Sin ánimo de invitar a la violencia sino al pragmatismo: t
odos somos tocables. 
     Este simple hecho, tan efectivo como evidente y que devuelve a la realidad a Eliot Ness haciéndole consciente de la inmensa empresa a la que está destinado, es al que debieran sin duda acogerse con la más sensata de las humildades aquellos que creen a pie juntillas estar hechos de otra pasta distinta y de mejor calidad a la del resto de mortales, cual si ellos mismos no fueran tales. Si hay algo manifiesto en el fondo de cualquier discurso -sea espontáneo o calculado- es que detrás de las palabras que lo componen preexiste siempre una ideología. Una frase mal dicha y puntual es perdonable en virtud de múltiples factores, pero un discurso… el discurso no tiene disculpa posible. Justo este aspecto recurrente y cíclico que incide en la afirmación rotunda del acto delictivo y antidemocrático en el que incurren los ciudadanos que realizan escraches es el coyunturalmente alarmante, porque más allá de sus argumentos estériles y vacuos persiste una forma de entender el poder. El endiosarse como punta destacada de un asumido onanismo, el “Complejo de Mesías” obviando la voluntad del pueblo, la egolatría normalizada dentro de determinada clase social… todas ellas son características típicas del totalitarismo y del fascismo, dos regímenes políticos construidos a imagen de los añejos emperadores romanos, intocables para el vulgo y cuya única voluntad orgásmica se podría resumir en el deseo explícito de Calígula: que todo el pueblo dispusiera de un solo cuello para ser decapitado de una vez. 
      El caso es que el escrache a los poderosos es coacción y perceptivo de delito. Ahora…
Reducir servicios de ambulancias, el co-pago sanitario o la negación de la seguridad social a las personas inmigrantes que no tienen todos los papeles en regla no es presión ni crea alarma social.
Las altas comisiones hipotecarias de la Banca -ilegales en Europa por otro lado- no deben prohibirse ni impedir que sus Consejos de Administración sigan imponiendo normas y criterios injustos e inviables de cumplir por sus clientes.
Pretender, bajo decretos y modificaciones legislativas de escasa publicitación, nombrar a los rectores universitarios es altamente democrático.
Enviar a los Cuerpos de “Seguridad” del Estado como servicio público que atiendan las necesidades de los bancos en los desahucios contra ciudadanos que lo único que exigen en la mayoría de los casos es que se les reconozca un derecho constitucional no debe de ser delito, aunque se le pueda parecer.
Limitar el derecho de manifestación, la libertad de expresión de los fiscales y de prensa en virtud de la supuesta estabilidad de los poderes fácticos tampoco es coacción.
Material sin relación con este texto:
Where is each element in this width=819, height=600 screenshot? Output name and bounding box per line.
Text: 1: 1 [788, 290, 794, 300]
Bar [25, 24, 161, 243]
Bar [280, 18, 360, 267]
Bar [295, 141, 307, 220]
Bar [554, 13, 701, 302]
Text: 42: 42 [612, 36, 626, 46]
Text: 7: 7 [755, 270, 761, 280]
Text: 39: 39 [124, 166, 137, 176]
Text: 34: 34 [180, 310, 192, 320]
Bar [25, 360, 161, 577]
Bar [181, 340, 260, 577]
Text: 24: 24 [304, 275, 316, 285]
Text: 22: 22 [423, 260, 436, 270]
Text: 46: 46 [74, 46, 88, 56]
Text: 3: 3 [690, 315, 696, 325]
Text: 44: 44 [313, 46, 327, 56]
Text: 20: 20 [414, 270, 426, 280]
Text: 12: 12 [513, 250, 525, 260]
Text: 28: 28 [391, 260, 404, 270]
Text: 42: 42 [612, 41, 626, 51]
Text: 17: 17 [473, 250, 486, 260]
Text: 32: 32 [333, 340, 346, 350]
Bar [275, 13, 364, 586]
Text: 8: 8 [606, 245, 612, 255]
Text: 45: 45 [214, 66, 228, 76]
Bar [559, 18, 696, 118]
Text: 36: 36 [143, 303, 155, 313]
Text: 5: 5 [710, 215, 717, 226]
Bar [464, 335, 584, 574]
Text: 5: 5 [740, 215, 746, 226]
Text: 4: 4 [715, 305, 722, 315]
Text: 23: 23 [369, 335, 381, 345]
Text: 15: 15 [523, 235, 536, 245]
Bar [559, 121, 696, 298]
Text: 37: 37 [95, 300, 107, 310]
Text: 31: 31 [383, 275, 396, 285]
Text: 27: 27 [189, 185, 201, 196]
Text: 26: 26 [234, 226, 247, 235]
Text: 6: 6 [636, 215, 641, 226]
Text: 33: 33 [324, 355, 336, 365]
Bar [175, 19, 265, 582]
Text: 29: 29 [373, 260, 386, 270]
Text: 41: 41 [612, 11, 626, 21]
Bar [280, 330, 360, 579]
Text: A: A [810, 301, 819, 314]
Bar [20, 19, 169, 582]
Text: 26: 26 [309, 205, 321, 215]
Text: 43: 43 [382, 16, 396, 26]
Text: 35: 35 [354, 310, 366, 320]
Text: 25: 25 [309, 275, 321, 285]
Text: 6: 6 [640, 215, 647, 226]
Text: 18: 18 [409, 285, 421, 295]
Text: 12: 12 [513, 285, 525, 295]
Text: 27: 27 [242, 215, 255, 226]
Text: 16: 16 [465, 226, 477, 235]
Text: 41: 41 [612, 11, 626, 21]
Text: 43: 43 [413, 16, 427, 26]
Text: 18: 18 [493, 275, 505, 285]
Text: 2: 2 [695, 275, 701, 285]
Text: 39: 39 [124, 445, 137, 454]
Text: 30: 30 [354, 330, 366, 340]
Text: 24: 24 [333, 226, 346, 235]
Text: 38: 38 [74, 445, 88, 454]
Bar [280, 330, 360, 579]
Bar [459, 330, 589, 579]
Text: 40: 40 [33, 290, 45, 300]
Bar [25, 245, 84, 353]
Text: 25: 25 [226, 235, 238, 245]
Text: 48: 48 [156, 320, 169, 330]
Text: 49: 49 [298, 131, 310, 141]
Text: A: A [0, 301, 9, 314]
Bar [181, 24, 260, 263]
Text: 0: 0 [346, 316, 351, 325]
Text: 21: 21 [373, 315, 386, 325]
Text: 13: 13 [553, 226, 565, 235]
Sólo deben ser considerados delito de coacción o extorsión los escraches, aunque algunos consistan tan sólo en la inocente actitud de adherir pegatinas en la puerta de una sede o en lanzar cuatro consignas al paso decidido del ministro de turno; son delito por el mero hecho de que les afecta a ellos, a los que ostentan el poder desde alturas remotas y entonces hay que legislarlo, metódica y concienzudamente, porque son intocables y la libertad y la lucha del pueblo que sufre jamás ha de anteponerse a la tranquilidad estamental de quienes lo gobiernan con puño de hierro.
Hasta el nacional-socialismo comenzó de forma menos manifiesta su “solución final” (evidentemente este último comentario es escrache y sujeto de delito, porque ha salido de los labios de un servidor, que al fin y al cabo es un don nadie y no gobierna ni en su piso de alquiler).

Ante la indecencia y la estupidez y por encima de la imposible renuncia a la protesta y a la justicia, he de reiterar la necesaria y asumible verdad: todos somos pasta marchita, células moribundas a lo largo de una determinada existencia. “¿Qué importaba dónde uno yaciera una vez muerto? ¿En un sucio sumidero o en una torre de mármol en lo alto de una colina? Muerto, uno dormía el sueño eterno y esas cosas no importaban. Petróleo y agua eran lo mismo que aire y viento para uno. Sólo se dormía el sueño eterno, y no importaba la suciedad donde uno hubiera muerto o donde cayera.”* Dentro de poco ellos también estarán durmiendo el sueño eterno.


* “El sueño eterno”, Raymond Chandler. Alianza editorial, 2002.